Draw a shape on squared paper and plot a point to show its perimeter and area. Which points on the grid represent squares, rectangles, etc. Draw a shape that may be represented by the point (4, 12) or (12, 4). Find all the “impossible” points.

I like this problem a lot (I’ll spoil some of the fun in the comments) even though it’s fundamentally dissimilar to most of the problems I write about here.
One of the best parts about my working life right now, including grad school and my work with publishers, is my daily exposure to the vast set of answers to the question, “What makes for good math education?” That exposure has helped me find the edges of the usefulness of my own answer to that question, one which I’ve been developing for years, and for that I’m grateful. There’s nothing more pathetic than walking around convinced you’ve found the answer, forcing yourself to perceive other answers as either inferior to or derivative of your own, missing out on the bigness of the work of math education, on its richness and difficulty. Realizing the smallness of my own work relative to the whole has made me a much happier worker. That’s the odd thing.
So I’m grateful to instructors like Labaree and Stevens who urged us all to quit trying to solve the problem and focus first on describing the domain of the problem and its range of solutions. With that focus, I started to see fundamental similarities between this problem above and other problems I like.
- They all reveal their constraints quickly and clearly. They’re brief. This one gives you a compelling task in a handful of words. You don’t have to meander through four or five steps to understand its point. See also: “How many pennies is that?”; “Will it hit the hoop?”; “How long will it take him to go up the down escalator?” Also notice how none of the questions Bowen Kerins poses in this comment would exceed the 140-character limit on a tweet.
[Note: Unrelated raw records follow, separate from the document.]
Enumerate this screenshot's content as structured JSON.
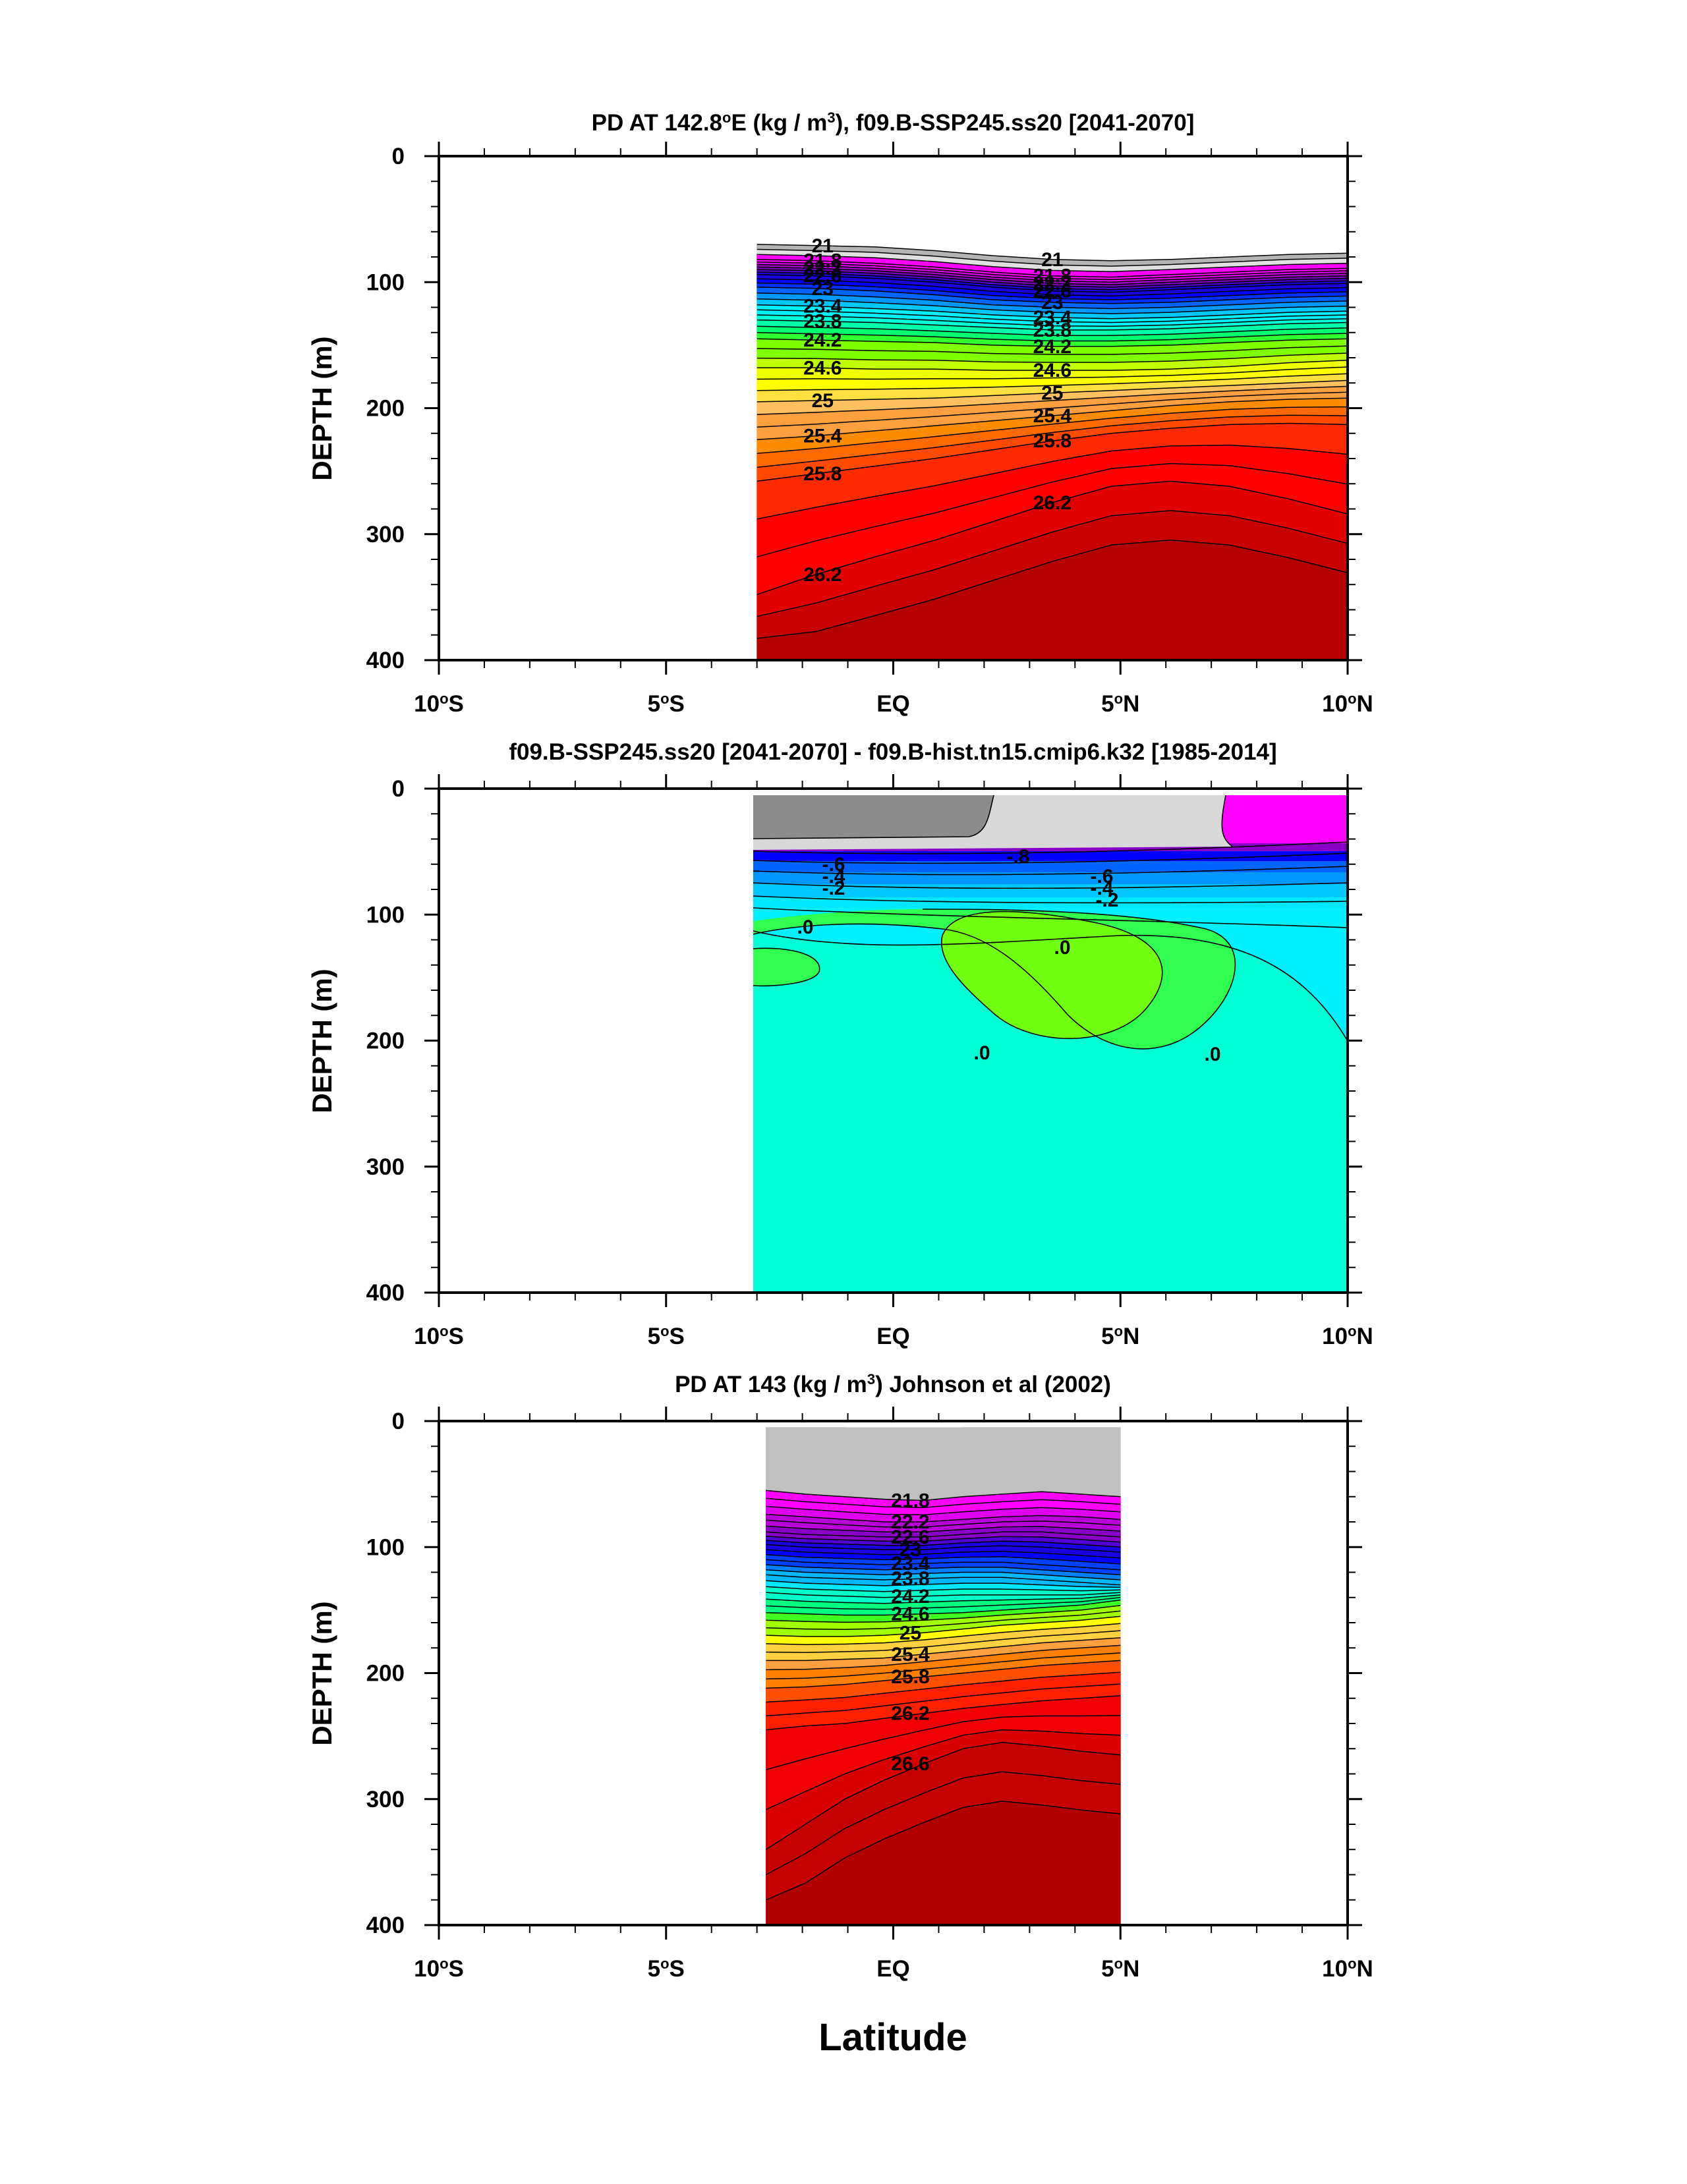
{
  "chart_data": [
    {
      "type": "filled-contour",
      "title": "PD AT 142.8°E (kg / m³), f09.B-SSP245.ss20 [2041-2070]",
      "title_parts": [
        "PD AT 142.8",
        "o",
        "E (kg / m",
        "3",
        "), f09.B-SSP245.ss20 [2041-2070]"
      ],
      "ylabel": "DEPTH (m)",
      "xlim": [
        -10,
        10
      ],
      "ylim": [
        400,
        0
      ],
      "x_ticks": [
        -10,
        -5,
        0,
        5,
        10
      ],
      "x_tick_labels": [
        [
          "10",
          "o",
          "S"
        ],
        [
          "5",
          "o",
          "S"
        ],
        [
          "",
          "",
          "EQ"
        ],
        [
          "5",
          "o",
          "N"
        ],
        [
          "10",
          "o",
          "N"
        ]
      ],
      "y_ticks": [
        0,
        100,
        200,
        300,
        400
      ],
      "y_tick_labels": [
        "0",
        "100",
        "200",
        "300",
        "400"
      ],
      "data_x_range": [
        -3,
        10
      ],
      "colors": [
        "#8c8c8c",
        "#b4b4b4",
        "#e0e0e0",
        "#ff00ff",
        "#d800e8",
        "#aa00cc",
        "#7a00bb",
        "#5000c8",
        "#1a00dc",
        "#0000ff",
        "#0030ff",
        "#0064ff",
        "#0098ff",
        "#00c8ff",
        "#00f0ff",
        "#00ffd8",
        "#00ffaa",
        "#00ff70",
        "#30ff30",
        "#80ff00",
        "#c0ff00",
        "#f0ff00",
        "#ffff00",
        "#ffe040",
        "#ffc060",
        "#ffa040",
        "#ff8c00",
        "#ff6a00",
        "#ff4a00",
        "#ff2a00",
        "#ff0000",
        "#e00000",
        "#c80000",
        "#b40000"
      ],
      "contours": [
        {
          "value": 21.0,
          "depth": [
            70,
            71,
            72,
            75,
            79,
            82,
            83,
            82,
            80,
            78,
            77
          ],
          "label": "21"
        },
        {
          "value": 21.8,
          "depth": [
            82,
            83,
            85,
            88,
            92,
            95,
            96,
            94,
            92,
            90,
            89
          ],
          "label": "21.8"
        },
        {
          "value": 22.2,
          "depth": [
            88,
            89,
            91,
            94,
            98,
            101,
            102,
            100,
            98,
            96,
            95
          ],
          "label": "22.2"
        },
        {
          "value": 22.6,
          "depth": [
            94,
            95,
            97,
            100,
            104,
            107,
            108,
            106,
            104,
            102,
            101
          ],
          "label": "22.6"
        },
        {
          "value": 23.0,
          "depth": [
            104,
            105,
            107,
            110,
            114,
            116,
            117,
            116,
            114,
            112,
            111
          ],
          "label": "23"
        },
        {
          "value": 23.4,
          "depth": [
            118,
            119,
            121,
            123,
            126,
            128,
            129,
            128,
            126,
            124,
            123
          ],
          "label": "23.4"
        },
        {
          "value": 23.8,
          "depth": [
            130,
            131,
            132,
            134,
            136,
            138,
            138,
            137,
            135,
            133,
            132
          ],
          "label": "23.8"
        },
        {
          "value": 24.2,
          "depth": [
            145,
            146,
            147,
            148,
            150,
            151,
            151,
            150,
            148,
            146,
            145
          ],
          "label": "24.2"
        },
        {
          "value": 24.6,
          "depth": [
            168,
            168,
            169,
            169,
            170,
            170,
            170,
            169,
            167,
            164,
            162
          ],
          "label": "24.6"
        },
        {
          "value": 25.0,
          "depth": [
            195,
            194,
            193,
            192,
            190,
            188,
            186,
            184,
            182,
            180,
            178
          ],
          "label": "25"
        },
        {
          "value": 25.4,
          "depth": [
            225,
            222,
            218,
            214,
            210,
            206,
            202,
            198,
            195,
            193,
            192
          ],
          "label": "25.4"
        },
        {
          "value": 25.8,
          "depth": [
            258,
            252,
            246,
            240,
            233,
            226,
            220,
            216,
            213,
            212,
            213
          ],
          "label": "25.8"
        },
        {
          "value": 26.2,
          "depth": [
            348,
            332,
            318,
            305,
            290,
            275,
            262,
            258,
            262,
            272,
            284
          ],
          "label": "26.2"
        }
      ]
    },
    {
      "type": "filled-contour",
      "title": "f09.B-SSP245.ss20 [2041-2070] - f09.B-hist.tn15.cmip6.k32 [1985-2014]",
      "ylabel": "DEPTH (m)",
      "xlim": [
        -10,
        10
      ],
      "ylim": [
        400,
        0
      ],
      "x_ticks": [
        -10,
        -5,
        0,
        5,
        10
      ],
      "x_tick_labels": [
        [
          "10",
          "o",
          "S"
        ],
        [
          "5",
          "o",
          "S"
        ],
        [
          "",
          "",
          "EQ"
        ],
        [
          "5",
          "o",
          "N"
        ],
        [
          "10",
          "o",
          "N"
        ]
      ],
      "y_ticks": [
        0,
        100,
        200,
        300,
        400
      ],
      "y_tick_labels": [
        "0",
        "100",
        "200",
        "300",
        "400"
      ],
      "data_x_range": [
        -3,
        10
      ],
      "contour_labels": [
        "-.8",
        "-.6",
        "-.4",
        "-.2",
        ".0",
        "-.6",
        "-.4",
        "-.2",
        ".0",
        ".0",
        ".0"
      ],
      "regions": [
        {
          "name": "deep",
          "value": 0.0,
          "color": "#00ffd4"
        },
        {
          "name": "thermocline-negative",
          "value": -0.1,
          "color": "#00f0ff"
        },
        {
          "name": "subsurface-positive",
          "value": 0.05,
          "color": "#30ff50"
        },
        {
          "name": "core-positive",
          "value": 0.1,
          "color": "#70ff10"
        },
        {
          "name": "surface-gray-dark",
          "value": -1.0,
          "color": "#8c8c8c"
        },
        {
          "name": "surface-gray-light",
          "value": -0.9,
          "color": "#d8d8d8"
        },
        {
          "name": "surface-magenta",
          "value": -0.7,
          "color": "#ff00ff"
        }
      ]
    },
    {
      "type": "filled-contour",
      "title": "PD AT 143 (kg / m³) Johnson et al (2002)",
      "title_parts": [
        "PD AT 143 (kg / m",
        "3",
        ") Johnson et al (2002)"
      ],
      "ylabel": "DEPTH (m)",
      "xlabel": "Latitude",
      "xlim": [
        -10,
        10
      ],
      "ylim": [
        400,
        0
      ],
      "x_ticks": [
        -10,
        -5,
        0,
        5,
        10
      ],
      "x_tick_labels": [
        [
          "10",
          "o",
          "S"
        ],
        [
          "5",
          "o",
          "S"
        ],
        [
          "",
          "",
          "EQ"
        ],
        [
          "5",
          "o",
          "N"
        ],
        [
          "10",
          "o",
          "N"
        ]
      ],
      "y_ticks": [
        0,
        100,
        200,
        300,
        400
      ],
      "y_tick_labels": [
        "0",
        "100",
        "200",
        "300",
        "400"
      ],
      "data_x_range": [
        -2.8,
        5
      ],
      "colors": [
        "#c0c0c0",
        "#ff00ff",
        "#e000f0",
        "#b800d8",
        "#8800c8",
        "#5000d0",
        "#1a00e0",
        "#0000ff",
        "#0040ff",
        "#0080ff",
        "#00b8ff",
        "#00e8ff",
        "#00ffc8",
        "#00ff80",
        "#40ff20",
        "#a0ff00",
        "#ffff00",
        "#ffd040",
        "#ffa040",
        "#ff8000",
        "#ff5000",
        "#ff2000",
        "#f00000",
        "#d80000",
        "#c40000",
        "#b00000"
      ],
      "contours": [
        {
          "value": 21.8,
          "depth": [
            55,
            58,
            60,
            62,
            63,
            60,
            58,
            56,
            58,
            60
          ],
          "label": "21.8"
        },
        {
          "value": 22.2,
          "depth": [
            74,
            76,
            78,
            80,
            80,
            78,
            76,
            75,
            76,
            78
          ],
          "label": "22.2"
        },
        {
          "value": 22.6,
          "depth": [
            88,
            90,
            91,
            92,
            92,
            90,
            88,
            88,
            90,
            92
          ],
          "label": "22.6"
        },
        {
          "value": 23.0,
          "depth": [
            98,
            100,
            101,
            102,
            102,
            100,
            99,
            100,
            102,
            104
          ],
          "label": "23"
        },
        {
          "value": 23.4,
          "depth": [
            110,
            112,
            113,
            114,
            113,
            112,
            112,
            114,
            116,
            118
          ],
          "label": "23.4"
        },
        {
          "value": 23.8,
          "depth": [
            122,
            124,
            125,
            126,
            125,
            124,
            124,
            126,
            128,
            130
          ],
          "label": "23.8"
        },
        {
          "value": 24.2,
          "depth": [
            136,
            138,
            139,
            140,
            139,
            138,
            138,
            138,
            138,
            136
          ],
          "label": "24.2"
        },
        {
          "value": 24.6,
          "depth": [
            152,
            153,
            154,
            154,
            153,
            152,
            150,
            148,
            146,
            142
          ],
          "label": "24.6"
        },
        {
          "value": 25.0,
          "depth": [
            170,
            171,
            171,
            170,
            168,
            165,
            162,
            160,
            158,
            155
          ],
          "label": "25"
        },
        {
          "value": 25.4,
          "depth": [
            190,
            190,
            189,
            188,
            185,
            182,
            179,
            176,
            174,
            172
          ],
          "label": "25.4"
        },
        {
          "value": 25.8,
          "depth": [
            212,
            211,
            209,
            206,
            203,
            200,
            197,
            194,
            192,
            190
          ],
          "label": "25.8"
        },
        {
          "value": 26.2,
          "depth": [
            245,
            242,
            240,
            236,
            232,
            228,
            225,
            222,
            220,
            218
          ],
          "label": "26.2"
        },
        {
          "value": 26.6,
          "depth": [
            340,
            320,
            300,
            285,
            272,
            260,
            255,
            258,
            262,
            265
          ],
          "label": "26.6"
        }
      ]
    }
  ],
  "shared_xlabel": "Latitude"
}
- They all use images to express their tasks concisely and to perplex the learner. That image alone would be enough to provoke some productive mathematical questions, even if none of them would necessarily be as productive initially as “Where are all the impossible points?” Perplexing images have that power. Also, imagine expressing that task using words alone. How much longer would that postpone the student’s encounter with the point of the task?
- They all feature low threat levels and low barriers to entry. The task above allows the student to come up with a hypothesis and test it with new data instantly, from scratch, using nothing more than her mind, a piece of paper, and a pencil. The task allows a teacher to encounter a struggling student and say to her, “Would you just draw a rectangle for me? Any rectangle.” and start there. Once the student has graphed that rectangle on the plane the teacher can say, “Would you do that with five more rectangles and let me know what you notice, if anything?” The student can basically generate her own second act, which is better than most of the problems I design, which often require the advance knowledge of a certain mathematical model, without which you’re basically screwed.
- They all ask you to understand the math forwards and backwards, inside and out. First it asks, “Given a shape, where’s the point?” Later it asks, “Given this point, what’s the shape?” This reversal of the question and the answer encourages students to understand their own thinking comprehensively.
Let me close with a tweet from David Cox, a math teacher who also gives a damn about design.

Know what tasks you like. Know why you like them. Know the similarities between tasks you like. And, special notes to myself:
- Know the research that describes those tasks.
- Keep a loose grip on your own sack of solutions.